Bereavement In Canada
In Canada, bereavement policies are governed by the Employment Standards Act, which requires employers to provide at least three days of unpaid leave for the death of an immediate family member. The amount of unpaid leave available can be extended if the employer agrees.
United Kingdom Bereavement Laws
In the United Kingdom, the law requires employers to give employees time off work to deal with a death in the family. Employees are entitled to a minimum of two days of paid leave, but this can be extended if the employer agrees.
Time Off In Australia
In Australia, bereavement policies are governed by the Fair Work Act, which requires employers to provide at least one day of paid leave for bereavement. The amount of paid leave available can be extended if the employer agrees.
Germany Bereavement Rules
In Germany, bereavement policies are governed by the Federal Labour Code. The law requires employers to give employees two days of paid leave for bereavement, but this can be extended if the employer agrees.
Bereavement Leave In Japan
In Japan, bereavement policies are governed by the Labour Standards Law. The law requires employers to provide one to three days of paid leave for bereavement, depending on the circumstances.
What Might Happen If You Break Your Company’s Bereavement Policy?
If you break your company's bereavement policy, the consequences can be serious.
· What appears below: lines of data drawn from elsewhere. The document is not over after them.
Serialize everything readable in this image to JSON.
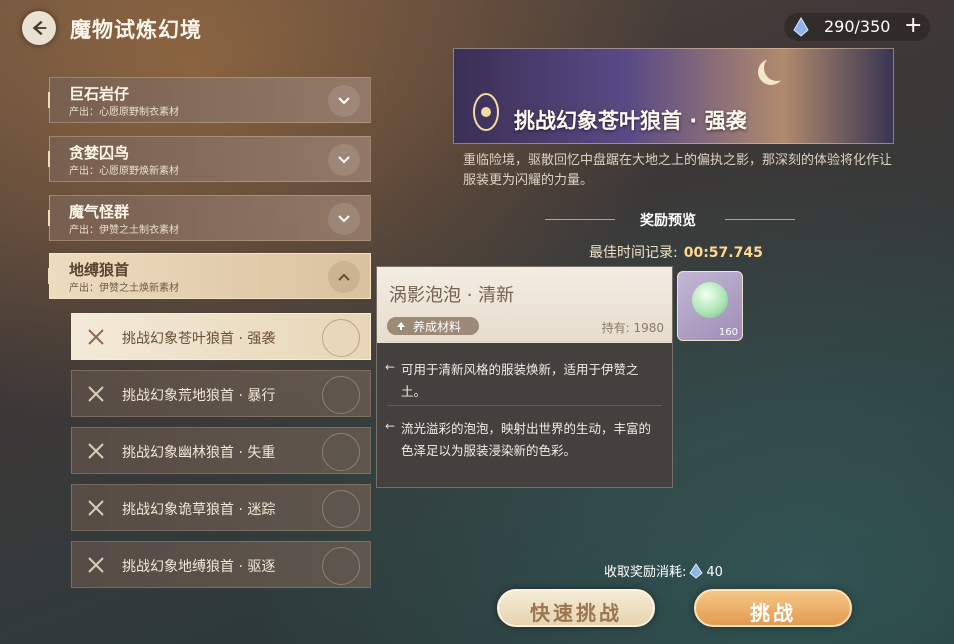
{
  "header": {
    "title": "魔物试炼幻境",
    "stamina": "290/350",
    "plus": "+"
  },
  "categories": [
    {
      "name": "巨石岩仔",
      "sub": "产出：心愿原野制衣素材"
    },
    {
      "name": "贪婪囚鸟",
      "sub": "产出：心愿原野焕新素材"
    },
    {
      "name": "魔气怪群",
      "sub": "产出：伊赞之土制衣素材"
    },
    {
      "name": "地缚狼首",
      "sub": "产出：伊赞之土焕新素材"
    }
  ],
  "stages": [
    "挑战幻象苍叶狼首 · 强袭",
    "挑战幻象荒地狼首 · 暴行",
    "挑战幻象幽林狼首 · 失重",
    "挑战幻象诡草狼首 · 迷踪",
    "挑战幻象地缚狼首 · 驱逐"
  ],
  "detail": {
    "banner_title": "挑战幻象苍叶狼首 · 强袭",
    "description": "重临险境，驱散回忆中盘踞在大地之上的偏执之影，那深刻的体验将化作让服装更为闪耀的力量。",
    "reward_header": "奖励预览",
    "best_time_label": "最佳时间记录:",
    "best_time_value": "00:57.745",
    "reward_qty": "160",
    "cost_label": "收取奖励消耗:",
    "cost_value": "40",
    "quick_button": "快速挑战",
    "challenge_button": "挑战"
  },
  "tooltip": {
    "name": "涡影泡泡 · 清新",
    "tag": "养成材料",
    "owned": "持有: 1980",
    "line1": "可用于清新风格的服装焕新，适用于伊赞之土。",
    "line2": "流光溢彩的泡泡，映射出世界的生动，丰富的色泽足以为服装浸染新的色彩。"
  }
}
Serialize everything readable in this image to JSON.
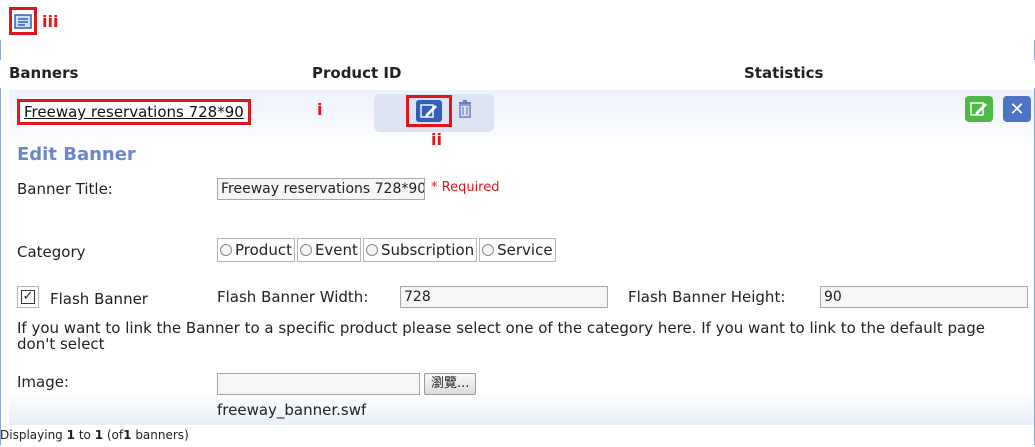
{
  "annotations": {
    "top": "iii",
    "title": "i",
    "edit": "ii"
  },
  "header": {
    "banners": "Banners",
    "product_id": "Product ID",
    "statistics": "Statistics"
  },
  "banner_row": {
    "title": "Freeway reservations 728*90"
  },
  "form": {
    "heading": "Edit Banner",
    "title_label": "Banner Title:",
    "title_value": "Freeway reservations 728*90",
    "required": "* Required",
    "category_label": "Category",
    "categories": [
      "Product",
      "Event",
      "Subscription",
      "Service"
    ],
    "flash_label": "Flash Banner",
    "flash_checked": "✓",
    "width_label": "Flash Banner Width:",
    "width_value": "728",
    "height_label": "Flash Banner Height:",
    "height_value": "90",
    "help_text": "If you want to link the Banner to a specific product please select one of the category here. If you want to link to the default page don't select",
    "image_label": "Image:",
    "browse_label": "瀏覽...",
    "file_name": "freeway_banner.swf"
  },
  "footer": {
    "prefix": "Displaying",
    "from": "1",
    "to_word": "to",
    "to": "1",
    "of_prefix": "(of",
    "total": "1",
    "suffix": "banners)"
  },
  "colors": {
    "accent_red": "#e0161c",
    "edit_blue": "#2f5fb8",
    "save_green": "#4cba44",
    "heading_blue": "#6d86c9"
  }
}
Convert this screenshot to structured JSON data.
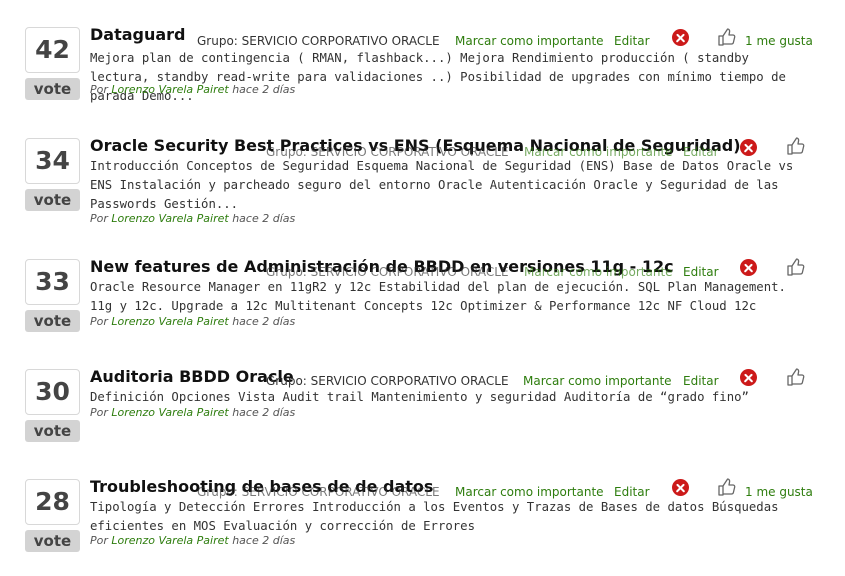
{
  "common": {
    "vote_label": "vote",
    "by_label": "Por",
    "author": "Lorenzo Varela Pairet",
    "time": "hace 2 días",
    "group_label": "Grupo:",
    "group_name": "SERVICIO CORPORATIVO ORACLE",
    "mark_label": "Marcar como importante",
    "edit_label": "Editar",
    "likes_text": "1 me gusta"
  },
  "ideas": [
    {
      "votes": "42",
      "title": "Dataguard",
      "description": "Mejora plan de contingencia ( RMAN, flashback...) Mejora Rendimiento producción ( standby lectura, standby read-write para validaciones ..) Posibilidad de upgrades con mínimo tiempo de parada Demo..."
    },
    {
      "votes": "34",
      "title": "Oracle Security Best Practices vs ENS (Esquema Nacional de Seguridad)",
      "description": "Introducción Conceptos de Seguridad Esquema Nacional de Seguridad (ENS) Base de Datos Oracle vs ENS Instalación y parcheado seguro del entorno Oracle Autenticación Oracle y Seguridad de las Passwords Gestión..."
    },
    {
      "votes": "33",
      "title": "New features de Administración de BBDD en versiones 11g - 12c",
      "description": "Oracle Resource Manager en 11gR2 y 12c Estabilidad del plan de ejecución. SQL Plan Management. 11g y 12c. Upgrade a 12c Multitenant Concepts 12c Optimizer & Performance 12c NF Cloud 12c"
    },
    {
      "votes": "30",
      "title": "Auditoria BBDD Oracle",
      "description": "Definición Opciones Vista Audit trail Mantenimiento y seguridad Auditoría de “grado fino”"
    },
    {
      "votes": "28",
      "title": "Troubleshooting de bases de de datos",
      "description": "Tipología y Detección Errores Introducción a los Eventos y Trazas de Bases de datos Búsquedas eficientes en MOS Evaluación y corrección de Errores"
    }
  ]
}
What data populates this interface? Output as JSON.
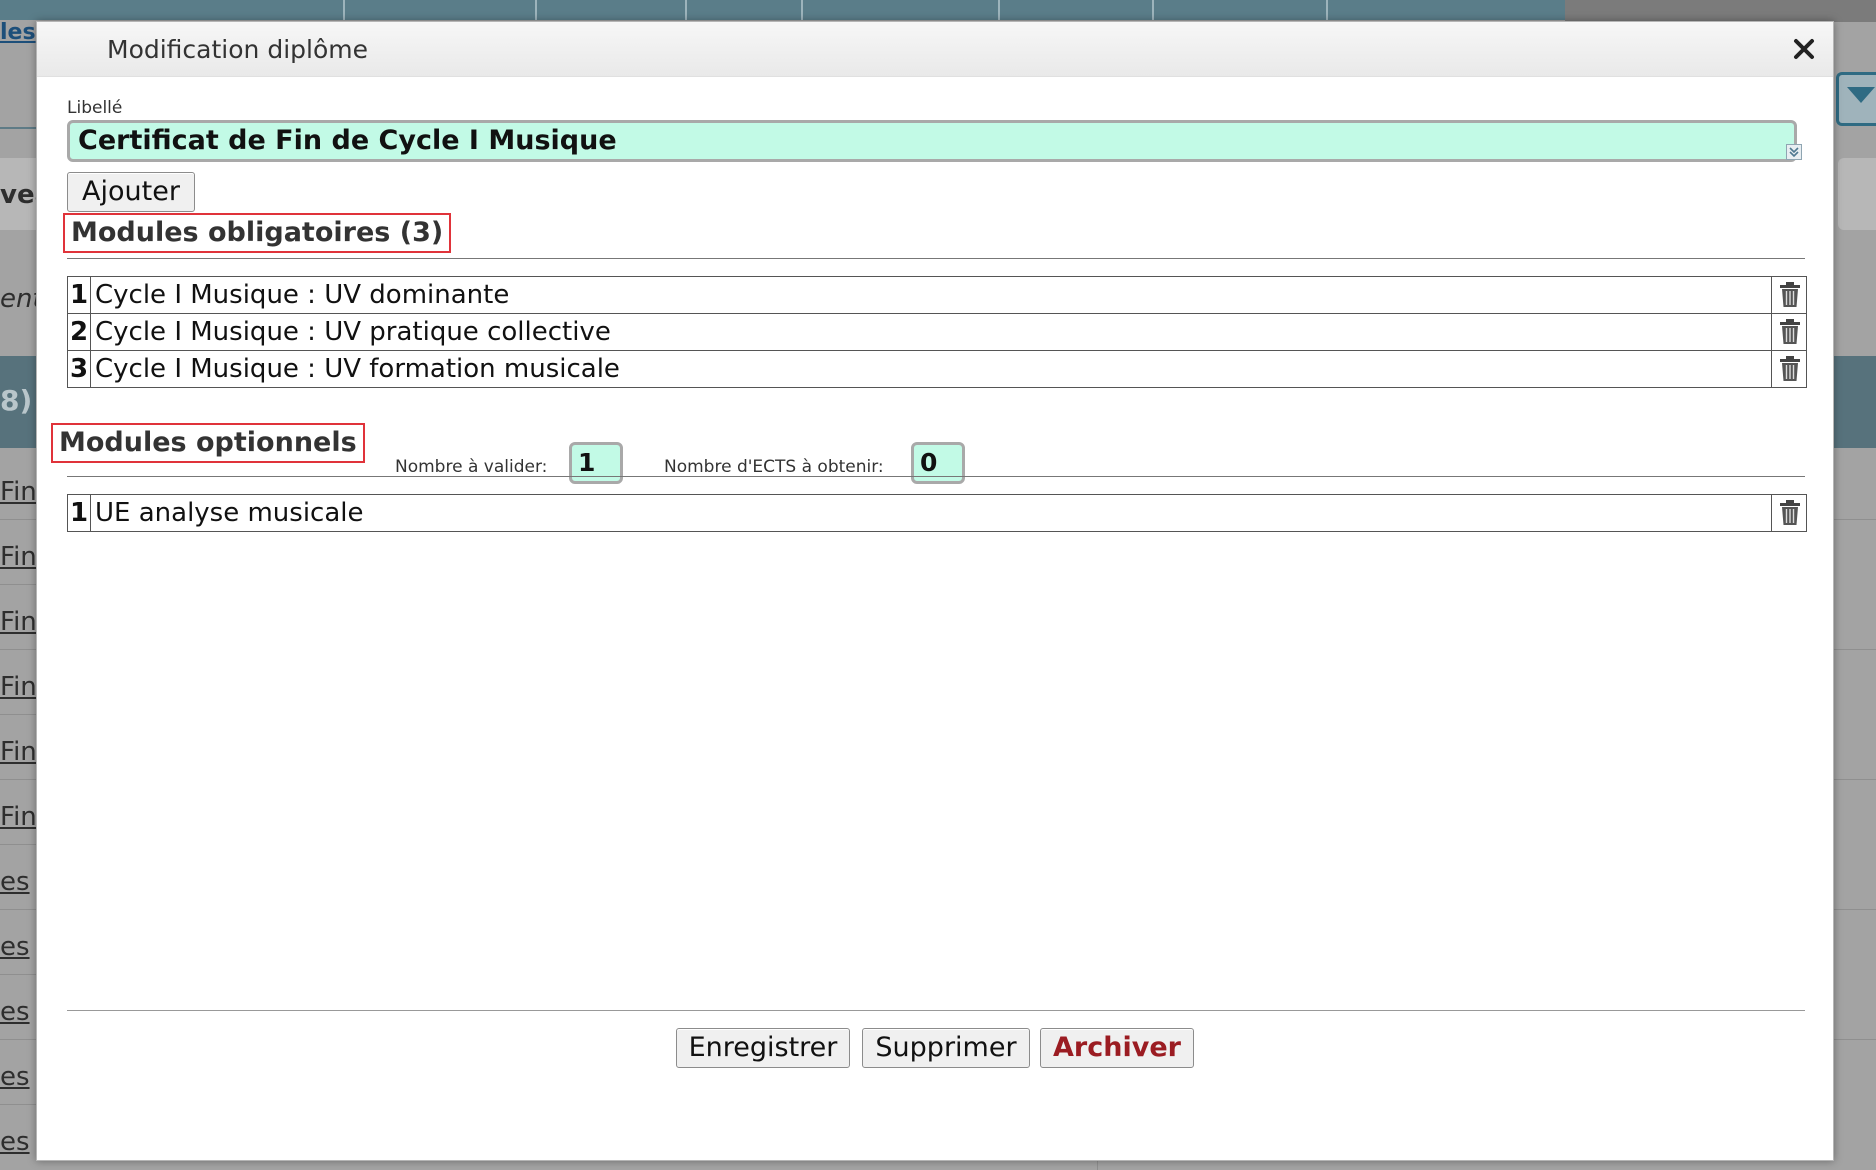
{
  "background": {
    "nav_link": "les",
    "left_fragments": [
      {
        "text": "vea",
        "style": "bold"
      },
      {
        "text": "ent",
        "style": "italic"
      },
      {
        "text": "8)",
        "style": "band"
      },
      {
        "text": "Fin",
        "style": "link"
      },
      {
        "text": "Fin",
        "style": "link"
      },
      {
        "text": "Fin",
        "style": "link"
      },
      {
        "text": "Fin",
        "style": "link"
      },
      {
        "text": "Fin",
        "style": "link"
      },
      {
        "text": "Fin",
        "style": "link"
      },
      {
        "text": "es",
        "style": "link"
      },
      {
        "text": "es",
        "style": "link"
      },
      {
        "text": "es",
        "style": "link"
      },
      {
        "text": "es",
        "style": "link"
      },
      {
        "text": "es",
        "style": "link"
      }
    ]
  },
  "dialog": {
    "title": "Modification diplôme",
    "close_icon": "close-icon",
    "libelle": {
      "label": "Libellé",
      "value": "Certificat de Fin de Cycle I Musique"
    },
    "add_button": "Ajouter",
    "mandatory": {
      "title": "Modules obligatoires (3)",
      "rows": [
        {
          "num": "1",
          "label": "Cycle I Musique : UV dominante"
        },
        {
          "num": "2",
          "label": "Cycle I Musique : UV pratique collective"
        },
        {
          "num": "3",
          "label": "Cycle I Musique : UV formation musicale"
        }
      ]
    },
    "optional": {
      "title": "Modules optionnels",
      "validate_label": "Nombre à valider:",
      "validate_value": "1",
      "ects_label": "Nombre d'ECTS à obtenir:",
      "ects_value": "0",
      "rows": [
        {
          "num": "1",
          "label": "UE analyse musicale"
        }
      ]
    },
    "buttons": {
      "save": "Enregistrer",
      "delete": "Supprimer",
      "archive": "Archiver"
    }
  },
  "colors": {
    "input_bg": "#c2fae6",
    "highlight_border": "#e0333a",
    "archive_text": "#9b1c22",
    "header_bar": "#5a7d89"
  }
}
Depending on the severity of the violation, the company may take disciplinary action up to and including termination.
For example, if you take more bereavement time than is allowed in the policy, your employer may dock your pay or suspend you for a period of time. In more serious cases, your employer may terminate your employment. The company may also take action against you if you use bereavement leave for other purposes, such as taking a vacation or attending a family event.
Employers are usually understanding of the need for time off in the event of a death in the family. But they must also take into consideration the needs of their business. If the company has a policy in place and you break it, the company may need to take disciplinary action to ensure that all employees are following the same rules and regulations.
It's important to understand your company's bereavement policy and adhere to it. If you do violate the policy, you may want to speak with your employer or human resources department to discuss the situation. Ask if an arrangement can be made. It's also important to be honest and open with your employer about why you need to take the time off and how long you need it.
Breaking your company's bereavement policy can have serious implications. So it's important to be aware of the policy and follow it. If you do find yourself in violation, be open and honest with your employer. Do your best to seek an amicable solution.
What Should You Do?
I quit a decent job once when my employer wouldn’t give me time off to take care of my mother’s funeral. Looking back it now, I was probably stupid to do that but I was young and didn’t understand finances. I was also extremely emotional because my mom was my last surviving parent.
Eventually, I got a better job. But the weeks off without pay after spending thousands of dollars on a funeral were a drain on my wife and children. It shouldn’t have been like that but it was.
Would I tell you it’s okay to quit your job? No. And, yes. If the company didn’t care enough to give you time off to grieve, they probably didn’t have you in their long-term plans anyway. Some companies just don’t care.
Before you make a decision that will affect your future, ask for help. Talk to someone you trust. Create a crowdfunding page for monetary help. Breathe. And think about the loved one that you just lost. What would they want you to do?